Air France-KLM remains interested in the privatisation of TAP Air Portugal (TP, Lisbon) despite the group posting lower-than-expected results for the second quarter of 2024 resulting in cost-cutting measures and a moratorium on new jobs, CEO Benjamin Smith said during a conference call with journalists on July 25.

"In strategic terms, and depending on the sales conditions [such as price], TAP continues to be interesting for us," he said, as quoted by Portuguese business daily Jornal de Negócios, adding that the group had not received any recent news about the privatisation process.

In a statement commenting on the results, Smith said the quarterly results reflected "an increasingly challenging environment for aviation, with rising fuel prices and a continued pressure on costs". In this context, KLM Royal Dutch Airlines and Transavia Airlines delivered a "stable yet sluggish performance", he said, while Air France was also negatively impacted by the Olympic Games as international markets avoid Paris.

The group has already taken "strong measures to adapt to this situation, including a hiring freeze and additional cost cuts," he said. "The group is preserving its major investments to renew its fleet, which is a strategic lever to improve our financial and environmental performance.
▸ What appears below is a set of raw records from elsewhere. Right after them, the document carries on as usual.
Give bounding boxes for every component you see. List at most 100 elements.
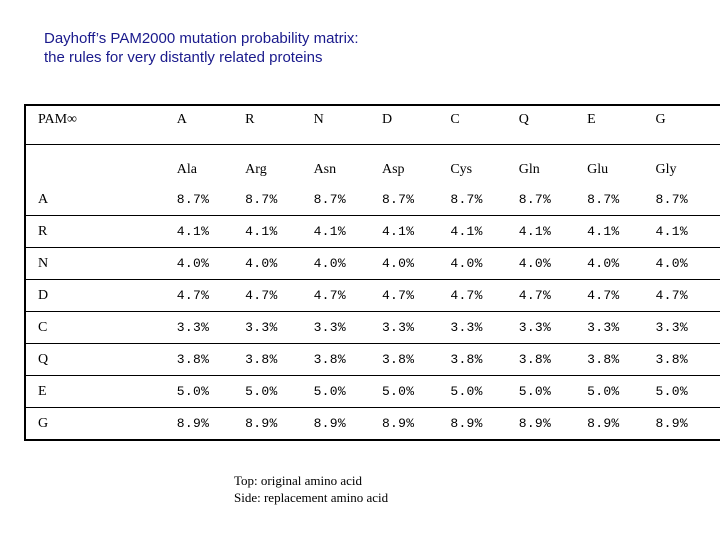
matrix-cell: 4.7% (587, 279, 656, 312)
matrix-cell: 4.1% (381, 215, 451, 248)
row-label: C (25, 311, 177, 344)
pam-matrix-table: PAM∞ A R N D C Q E G Ala Arg Asn Asp Cys… (24, 104, 720, 441)
matrix-cell: 3.8% (245, 343, 314, 376)
column-code: D (381, 105, 451, 145)
matrix-cell: 3.8% (381, 343, 451, 376)
matrix-cell: 3.3% (176, 311, 246, 344)
matrix-cell: 5.0% (655, 375, 720, 408)
matrix-cell: 8.9% (587, 416, 620, 431)
matrix-corner-blank (25, 145, 177, 185)
matrix-cell: 4.1% (655, 215, 720, 248)
column-name: Glu (587, 162, 609, 177)
matrix-cell: 3.3% (518, 311, 588, 344)
title-line-2: the rules for very distantly related pro… (44, 49, 323, 66)
matrix-row: Q 3.8% 3.8% 3.8% 3.8% 3.8% 3.8% 3.8% 3.8% (25, 343, 720, 376)
header-row-codes: PAM∞ A R N D C Q E G (25, 105, 720, 145)
matrix-cell: 4.7% (313, 279, 382, 312)
row-label: R (25, 215, 177, 248)
row-label: E (25, 375, 177, 408)
matrix-cell: 5.0% (518, 375, 588, 408)
matrix-cell: 4.7% (176, 279, 246, 312)
matrix-cell: 4.1% (518, 215, 588, 248)
matrix-cell: 3.8% (587, 343, 656, 376)
matrix-cell: 3.3% (245, 311, 314, 344)
matrix-cell: 4.0% (381, 247, 451, 280)
matrix-cell: 8.9% (245, 416, 278, 431)
matrix-cell: 5.0% (450, 375, 519, 408)
matrix-cell: 8.9% (655, 416, 688, 431)
matrix-cell: 3.3% (655, 311, 720, 344)
row-label: G (38, 415, 49, 431)
column-name: Asp (381, 162, 405, 177)
matrix-cell: 8.9% (518, 416, 552, 431)
matrix-cell: 4.7% (518, 279, 588, 312)
row-label: D (25, 279, 177, 312)
row-label: A (25, 184, 177, 216)
matrix-cell: 3.8% (518, 343, 588, 376)
column-code: R (245, 105, 314, 145)
matrix-cell: 8.7% (587, 184, 656, 216)
matrix-cell: 3.3% (450, 311, 519, 344)
matrix-cell: 3.3% (587, 311, 656, 344)
matrix-row: R 4.1% 4.1% 4.1% 4.1% 4.1% 4.1% 4.1% 4.1% (25, 215, 720, 248)
matrix-cell: 3.8% (655, 343, 720, 376)
matrix-caption: Top: original amino acid Side: replaceme… (234, 472, 388, 506)
matrix-cell: 4.0% (176, 247, 246, 280)
matrix-row: E 5.0% 5.0% 5.0% 5.0% 5.0% 5.0% 5.0% 5.0% (25, 375, 720, 408)
matrix-row: A 8.7% 8.7% 8.7% 8.7% 8.7% 8.7% 8.7% 8.7% (25, 184, 720, 216)
matrix-cell: 8.7% (518, 184, 588, 216)
matrix-cell: 8.9% (313, 416, 346, 431)
title-line-1: Dayhoff’s PAM2000 mutation probability m… (44, 30, 359, 47)
column-code: C (450, 105, 519, 145)
caption-line-top: Top: original amino acid (234, 473, 362, 488)
matrix-row: N 4.0% 4.0% 4.0% 4.0% 4.0% 4.0% 4.0% 4.0% (25, 247, 720, 280)
matrix-cell: 5.0% (381, 375, 451, 408)
column-code: G (655, 105, 720, 145)
matrix-cell: 4.7% (450, 279, 519, 312)
column-name: Gly (655, 162, 677, 177)
matrix-cell: 4.1% (176, 215, 246, 248)
column-name: Asn (313, 162, 337, 177)
row-label: Q (25, 343, 177, 376)
matrix-cell: 8.9% (381, 416, 415, 431)
column-code: A (176, 105, 246, 145)
column-code: E (587, 105, 656, 145)
matrix-cell: 5.0% (245, 375, 314, 408)
matrix-cell: 4.1% (313, 215, 382, 248)
matrix-cell: 8.7% (313, 184, 382, 216)
matrix-cell: 4.1% (587, 215, 656, 248)
matrix-cell: 3.8% (450, 343, 519, 376)
column-code: Q (518, 105, 588, 145)
matrix-cell: 8.7% (245, 184, 314, 216)
matrix-cell: 5.0% (176, 375, 246, 408)
matrix-cell: 8.9% (450, 416, 483, 431)
column-name: Cys (450, 162, 473, 177)
matrix-cell: 3.8% (176, 343, 246, 376)
column-name: Gln (518, 162, 540, 177)
matrix-cell: 4.0% (450, 247, 519, 280)
matrix-cell: 3.3% (313, 311, 382, 344)
row-label: N (25, 247, 177, 280)
matrix-row: D 4.7% 4.7% 4.7% 4.7% 4.7% 4.7% 4.7% 4.7% (25, 279, 720, 312)
matrix-cell: 3.3% (381, 311, 451, 344)
matrix-cell: 5.0% (313, 375, 382, 408)
matrix-cell: 8.7% (450, 184, 519, 216)
matrix-cell: 4.7% (381, 279, 451, 312)
matrix-body: PAM∞ A R N D C Q E G Ala Arg Asn Asp Cys… (25, 105, 720, 440)
matrix-row: G 8.9% 8.9% 8.9% 8.9% 8.9% 8.9% 8.9% 8.9% (25, 408, 720, 441)
column-code: N (313, 105, 382, 145)
matrix-cell: 8.7% (381, 184, 451, 216)
matrix-cell: 4.1% (450, 215, 519, 248)
column-name: Arg (245, 162, 267, 177)
matrix-cell: 8.7% (655, 184, 720, 216)
matrix-cell: 4.0% (587, 247, 656, 280)
matrix-cell: 4.0% (518, 247, 588, 280)
matrix-corner-label: PAM∞ (25, 105, 177, 145)
matrix-cell: 4.0% (655, 247, 720, 280)
matrix-cell: 3.8% (313, 343, 382, 376)
matrix-cell: 4.7% (655, 279, 720, 312)
column-name: Ala (176, 162, 197, 177)
header-row-names: Ala Arg Asn Asp Cys Gln Glu Gly (25, 145, 720, 185)
matrix-cell: 5.0% (587, 375, 656, 408)
matrix-cell: 4.7% (245, 279, 314, 312)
Going forward, we will continue to execute our strategy and deploy our transformation plan. Our business model is robust and resilient, and we remain confident in our ability to achieve our mid- and long-term objectives, notably by leveraging our strong assets and unique competitive position."

The group reported an operating result of EUR513 million euros (USD556 million) for the quarter, EUR220 million (USD238 million) down on the same period last year. This resulted from EUR109 million (USD118 million) in fuel costs and a EUR21 million (USD22.8 million) decrease in cargo unit revenues, while the impact of the Olympic Games was cited at EUR40 million (USD43.4 million). Operating margins were 6.5%. Still, the results showed an improvement on the previous quarter, which saw a net loss of EUR480 million (USD520 million).

Air France-KLM reiterated its commitment to renewing its fleet with more fuel-efficient and less noisy aircraft. By the end of June, 23% of its fleet was composed of new-generation aircraft, compared to 18% at the same point last year. The group aims to raise this ratio to 80% by 2030. It said that five A350s, three A320neo, five A321neo, and four A220s had been phased in since December, while older-generation aircraft were phased out, namely one B737-800, two A319-100s, and one CRJ1000.